The No Surrender title is because Quicksilver’s solo graphic novel ties into a bigger Avengers story of the same name, although only just. His already prodigious speed accelerated, Quicksilver saves the world early, leaving him adrift in a version of reality where he still zips about at super speed, but everyone else is motionless.

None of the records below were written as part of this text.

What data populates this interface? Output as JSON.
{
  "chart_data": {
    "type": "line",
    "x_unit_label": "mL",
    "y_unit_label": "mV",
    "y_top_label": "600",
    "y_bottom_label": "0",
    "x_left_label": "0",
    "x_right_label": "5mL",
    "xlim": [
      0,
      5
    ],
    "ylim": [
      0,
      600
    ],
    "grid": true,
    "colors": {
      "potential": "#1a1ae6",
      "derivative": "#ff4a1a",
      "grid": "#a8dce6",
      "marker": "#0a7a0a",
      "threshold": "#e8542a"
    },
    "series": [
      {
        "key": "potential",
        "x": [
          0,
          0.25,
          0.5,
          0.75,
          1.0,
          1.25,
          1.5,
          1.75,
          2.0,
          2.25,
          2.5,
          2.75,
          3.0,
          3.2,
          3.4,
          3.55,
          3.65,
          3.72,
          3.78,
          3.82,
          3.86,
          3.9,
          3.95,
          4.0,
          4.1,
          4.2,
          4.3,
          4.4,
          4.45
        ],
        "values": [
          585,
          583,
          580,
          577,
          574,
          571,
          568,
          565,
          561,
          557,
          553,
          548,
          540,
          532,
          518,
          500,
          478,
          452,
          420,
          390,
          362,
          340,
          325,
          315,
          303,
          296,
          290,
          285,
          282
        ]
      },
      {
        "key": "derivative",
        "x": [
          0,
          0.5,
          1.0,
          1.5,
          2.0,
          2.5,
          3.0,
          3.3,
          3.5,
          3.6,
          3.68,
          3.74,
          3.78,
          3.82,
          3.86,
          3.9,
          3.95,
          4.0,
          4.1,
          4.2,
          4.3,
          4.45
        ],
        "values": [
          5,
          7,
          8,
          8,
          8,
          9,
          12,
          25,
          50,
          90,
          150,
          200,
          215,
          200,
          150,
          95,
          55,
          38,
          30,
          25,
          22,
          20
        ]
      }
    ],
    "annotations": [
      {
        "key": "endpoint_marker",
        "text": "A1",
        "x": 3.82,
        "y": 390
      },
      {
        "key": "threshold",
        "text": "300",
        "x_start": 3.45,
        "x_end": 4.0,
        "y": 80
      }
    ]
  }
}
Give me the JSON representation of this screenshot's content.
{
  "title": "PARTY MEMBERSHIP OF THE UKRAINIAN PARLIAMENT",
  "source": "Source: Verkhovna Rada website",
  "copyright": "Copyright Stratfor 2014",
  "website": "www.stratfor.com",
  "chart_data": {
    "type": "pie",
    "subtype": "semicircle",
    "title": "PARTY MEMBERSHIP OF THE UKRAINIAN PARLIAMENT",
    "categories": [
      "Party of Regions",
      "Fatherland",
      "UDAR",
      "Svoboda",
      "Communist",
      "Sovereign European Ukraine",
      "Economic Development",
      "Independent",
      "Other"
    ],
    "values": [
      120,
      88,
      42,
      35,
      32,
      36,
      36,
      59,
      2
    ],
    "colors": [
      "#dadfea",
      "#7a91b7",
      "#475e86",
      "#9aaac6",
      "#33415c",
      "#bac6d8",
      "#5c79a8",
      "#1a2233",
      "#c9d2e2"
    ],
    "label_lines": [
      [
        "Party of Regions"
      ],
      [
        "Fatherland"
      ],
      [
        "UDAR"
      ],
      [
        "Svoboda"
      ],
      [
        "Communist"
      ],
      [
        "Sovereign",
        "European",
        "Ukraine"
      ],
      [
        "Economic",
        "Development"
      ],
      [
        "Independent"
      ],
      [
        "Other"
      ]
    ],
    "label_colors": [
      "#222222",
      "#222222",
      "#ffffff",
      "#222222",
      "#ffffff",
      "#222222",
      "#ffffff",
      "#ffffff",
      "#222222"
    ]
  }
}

The earliest impression is created by Rico Renzi’s garish colour over Eric Nguyen’s angular illustrations of Quicksilver running around the world, as seen on the sample art. It’s so vivid, the colours clashing so much, that the assumption might be it’s some kind of production error, but that’s not the case. Colour is an important defining point to Quicksilver’s perceptions as he views the world at speed, and the still place where he’s eventually thrown is defined by its lack of colour, everyone just hollow outlines. Nguyen’s art is sketchy, his Quicksilver unappealingly pointy all over rather than having a human softness, with only a brief respite for Paul Renard’s better looking middle chapter. He draws Quicksilver like Nguyen for the sake of consistency, but there’s an elegance to other people.

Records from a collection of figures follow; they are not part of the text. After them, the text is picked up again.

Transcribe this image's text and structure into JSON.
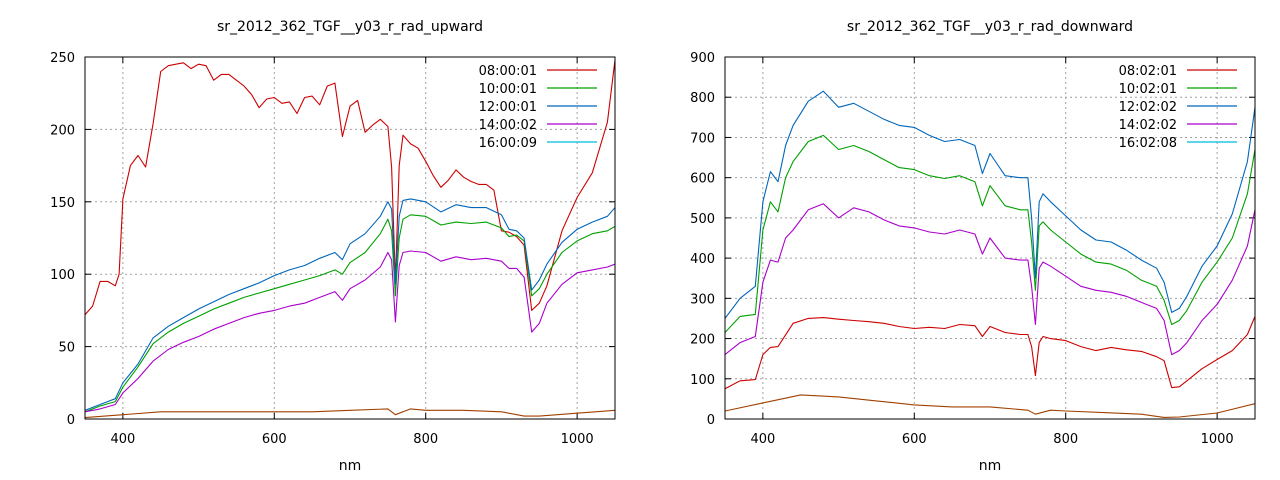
{
  "chart_data": [
    {
      "type": "line",
      "title": "sr_2012_362_TGF__y03_r_rad_upward",
      "xlabel": "nm",
      "ylabel": "",
      "xlim": [
        350,
        1050
      ],
      "ylim": [
        0,
        250
      ],
      "xticks": [
        400,
        600,
        800,
        1000
      ],
      "yticks": [
        0,
        50,
        100,
        150,
        200,
        250
      ],
      "grid": true,
      "legend_position": "top-right",
      "series": [
        {
          "name": "08:00:01",
          "color": "#cc0000",
          "x": [
            350,
            360,
            370,
            380,
            390,
            395,
            400,
            410,
            420,
            430,
            440,
            450,
            460,
            470,
            480,
            490,
            500,
            510,
            520,
            530,
            540,
            550,
            560,
            570,
            580,
            590,
            600,
            610,
            620,
            630,
            640,
            650,
            660,
            670,
            680,
            690,
            700,
            710,
            720,
            730,
            740,
            750,
            755,
            760,
            765,
            770,
            780,
            790,
            800,
            810,
            820,
            830,
            840,
            850,
            860,
            870,
            880,
            890,
            900,
            910,
            920,
            930,
            940,
            950,
            960,
            980,
            1000,
            1020,
            1040,
            1050
          ],
          "y": [
            72,
            78,
            95,
            95,
            92,
            100,
            152,
            175,
            182,
            174,
            204,
            240,
            244,
            245,
            246,
            242,
            245,
            244,
            234,
            238,
            238,
            234,
            230,
            224,
            215,
            221,
            222,
            218,
            219,
            211,
            222,
            223,
            217,
            230,
            232,
            195,
            216,
            220,
            198,
            203,
            207,
            202,
            174,
            95,
            175,
            196,
            190,
            187,
            178,
            168,
            160,
            165,
            172,
            167,
            164,
            162,
            162,
            158,
            130,
            129,
            126,
            120,
            75,
            80,
            92,
            130,
            153,
            170,
            205,
            248
          ]
        },
        {
          "name": "10:00:01",
          "color": "#00a000",
          "x": [
            350,
            370,
            390,
            400,
            420,
            440,
            460,
            480,
            500,
            520,
            540,
            560,
            580,
            600,
            620,
            640,
            660,
            680,
            690,
            700,
            720,
            740,
            750,
            755,
            760,
            765,
            770,
            780,
            800,
            820,
            840,
            860,
            880,
            900,
            910,
            920,
            930,
            940,
            950,
            960,
            980,
            1000,
            1020,
            1040,
            1050
          ],
          "y": [
            5,
            9,
            12,
            22,
            36,
            52,
            60,
            66,
            71,
            76,
            80,
            84,
            87,
            90,
            93,
            96,
            99,
            103,
            100,
            108,
            115,
            128,
            138,
            130,
            85,
            125,
            138,
            141,
            140,
            134,
            136,
            135,
            136,
            132,
            126,
            127,
            123,
            85,
            90,
            100,
            115,
            123,
            128,
            130,
            133
          ]
        },
        {
          "name": "12:00:01",
          "color": "#0066bb",
          "x": [
            350,
            370,
            390,
            400,
            420,
            440,
            460,
            480,
            500,
            520,
            540,
            560,
            580,
            600,
            620,
            640,
            660,
            680,
            690,
            700,
            720,
            740,
            750,
            755,
            760,
            765,
            770,
            780,
            800,
            820,
            840,
            860,
            880,
            900,
            910,
            920,
            930,
            940,
            950,
            960,
            980,
            1000,
            1020,
            1040,
            1050
          ],
          "y": [
            6,
            10,
            14,
            25,
            38,
            56,
            64,
            70,
            76,
            81,
            86,
            90,
            94,
            99,
            103,
            106,
            111,
            115,
            110,
            121,
            128,
            140,
            150,
            145,
            93,
            140,
            151,
            152,
            150,
            143,
            148,
            146,
            146,
            141,
            131,
            130,
            125,
            89,
            96,
            107,
            122,
            131,
            136,
            140,
            146
          ]
        },
        {
          "name": "14:00:02",
          "color": "#aa00cc",
          "x": [
            350,
            370,
            390,
            400,
            420,
            440,
            460,
            480,
            500,
            520,
            540,
            560,
            580,
            600,
            620,
            640,
            660,
            680,
            690,
            700,
            720,
            740,
            750,
            755,
            760,
            765,
            770,
            780,
            800,
            820,
            840,
            860,
            880,
            900,
            910,
            920,
            930,
            940,
            950,
            960,
            980,
            1000,
            1020,
            1040,
            1050
          ],
          "y": [
            5,
            7,
            10,
            18,
            28,
            40,
            48,
            53,
            57,
            62,
            66,
            70,
            73,
            75,
            78,
            80,
            84,
            88,
            82,
            90,
            96,
            105,
            115,
            110,
            67,
            106,
            115,
            116,
            115,
            109,
            112,
            110,
            111,
            109,
            104,
            104,
            98,
            60,
            66,
            80,
            93,
            101,
            103,
            105,
            107
          ]
        },
        {
          "name": "16:00:09",
          "color": "#00bbdd",
          "x": [],
          "y": []
        },
        {
          "name": "",
          "color": "#a04000",
          "x": [
            350,
            400,
            450,
            500,
            550,
            600,
            650,
            700,
            750,
            760,
            780,
            800,
            850,
            900,
            930,
            950,
            1000,
            1050
          ],
          "y": [
            1,
            3,
            5,
            5,
            5,
            5,
            5,
            6,
            7,
            3,
            7,
            6,
            6,
            5,
            2,
            2,
            4,
            6
          ]
        }
      ]
    },
    {
      "type": "line",
      "title": "sr_2012_362_TGF__y03_r_rad_downward",
      "xlabel": "nm",
      "ylabel": "",
      "xlim": [
        350,
        1050
      ],
      "ylim": [
        0,
        900
      ],
      "xticks": [
        400,
        600,
        800,
        1000
      ],
      "yticks": [
        0,
        100,
        200,
        300,
        400,
        500,
        600,
        700,
        800,
        900
      ],
      "grid": true,
      "legend_position": "top-right",
      "series": [
        {
          "name": "08:02:01",
          "color": "#cc0000",
          "x": [
            350,
            370,
            390,
            400,
            410,
            420,
            440,
            460,
            480,
            500,
            520,
            540,
            560,
            580,
            600,
            620,
            640,
            660,
            680,
            690,
            700,
            720,
            740,
            750,
            755,
            760,
            765,
            770,
            780,
            800,
            820,
            840,
            860,
            880,
            900,
            920,
            930,
            940,
            950,
            960,
            980,
            1000,
            1020,
            1040,
            1050
          ],
          "y": [
            75,
            95,
            98,
            160,
            178,
            180,
            238,
            250,
            252,
            248,
            245,
            242,
            238,
            230,
            225,
            228,
            225,
            235,
            232,
            205,
            230,
            215,
            210,
            210,
            180,
            108,
            190,
            205,
            200,
            195,
            180,
            170,
            178,
            172,
            168,
            155,
            145,
            78,
            80,
            95,
            125,
            148,
            170,
            210,
            255
          ]
        },
        {
          "name": "10:02:01",
          "color": "#00a000",
          "x": [
            350,
            370,
            390,
            400,
            410,
            420,
            430,
            440,
            460,
            480,
            500,
            520,
            540,
            560,
            580,
            600,
            620,
            640,
            660,
            680,
            690,
            700,
            720,
            740,
            750,
            755,
            760,
            765,
            770,
            780,
            800,
            820,
            840,
            860,
            880,
            900,
            920,
            930,
            940,
            950,
            960,
            980,
            1000,
            1020,
            1040,
            1050
          ],
          "y": [
            215,
            255,
            260,
            470,
            540,
            515,
            600,
            640,
            690,
            705,
            670,
            680,
            665,
            645,
            625,
            620,
            605,
            598,
            605,
            590,
            530,
            580,
            530,
            520,
            520,
            440,
            320,
            480,
            490,
            470,
            440,
            410,
            390,
            385,
            370,
            345,
            330,
            295,
            235,
            245,
            270,
            340,
            390,
            450,
            560,
            670
          ]
        },
        {
          "name": "12:02:02",
          "color": "#0066bb",
          "x": [
            350,
            370,
            390,
            400,
            410,
            420,
            430,
            440,
            460,
            480,
            500,
            520,
            540,
            560,
            580,
            600,
            620,
            640,
            660,
            680,
            690,
            700,
            720,
            740,
            750,
            755,
            760,
            765,
            770,
            780,
            800,
            820,
            840,
            860,
            880,
            900,
            920,
            930,
            940,
            950,
            960,
            980,
            1000,
            1020,
            1040,
            1050
          ],
          "y": [
            250,
            300,
            330,
            540,
            615,
            590,
            680,
            730,
            790,
            815,
            775,
            785,
            765,
            745,
            730,
            725,
            705,
            690,
            695,
            680,
            610,
            660,
            605,
            600,
            600,
            500,
            350,
            540,
            560,
            540,
            505,
            470,
            445,
            440,
            420,
            395,
            375,
            340,
            265,
            275,
            305,
            380,
            430,
            510,
            640,
            775
          ]
        },
        {
          "name": "14:02:02",
          "color": "#aa00cc",
          "x": [
            350,
            370,
            390,
            400,
            410,
            420,
            430,
            440,
            460,
            480,
            500,
            520,
            540,
            560,
            580,
            600,
            620,
            640,
            660,
            680,
            690,
            700,
            720,
            740,
            750,
            755,
            760,
            765,
            770,
            780,
            800,
            820,
            840,
            860,
            880,
            900,
            920,
            930,
            940,
            950,
            960,
            980,
            1000,
            1020,
            1040,
            1050
          ],
          "y": [
            160,
            190,
            205,
            340,
            395,
            390,
            450,
            470,
            520,
            535,
            500,
            525,
            515,
            495,
            480,
            475,
            465,
            460,
            470,
            460,
            410,
            450,
            400,
            395,
            395,
            330,
            235,
            375,
            390,
            380,
            355,
            330,
            320,
            315,
            305,
            290,
            275,
            245,
            160,
            170,
            190,
            245,
            285,
            345,
            430,
            520
          ]
        },
        {
          "name": "16:02:08",
          "color": "#00bbdd",
          "x": [],
          "y": []
        },
        {
          "name": "",
          "color": "#a04000",
          "x": [
            350,
            400,
            450,
            500,
            550,
            600,
            650,
            700,
            750,
            760,
            780,
            800,
            850,
            900,
            930,
            950,
            1000,
            1050
          ],
          "y": [
            20,
            40,
            60,
            55,
            45,
            35,
            30,
            30,
            22,
            12,
            22,
            20,
            16,
            12,
            4,
            5,
            15,
            38
          ]
        }
      ]
    }
  ]
}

In case you missed it, Marvel have again messed with the origins of Quicksilver and his sister the Scarlet Witch. This year they’re no longer Magneto’s children, but the result of genetic tinkering on the part of the High Evolutionary. See Uncanny Avengers: Counter Evolutionary if you want to know more. Saladin Ahmed addresses this and several other matters that have occupied Quicksilver over the decades as he monologues along to a plot in which he’s threatened by super fast colour blurs, seemingly variations of himself, but attempting to kill those he knows and loves. It’s a tired plot. Ahmed re-runs the contradictory preoccupations aired in so many previous stories featuring Quicksilver, giving a literal presentation of the adage that he’s his own worst enemy, and when it becomes too tricky for him alone, the Scarlet Witch conveniently manifests.

There’s very little to recommend this. Look elsewhere.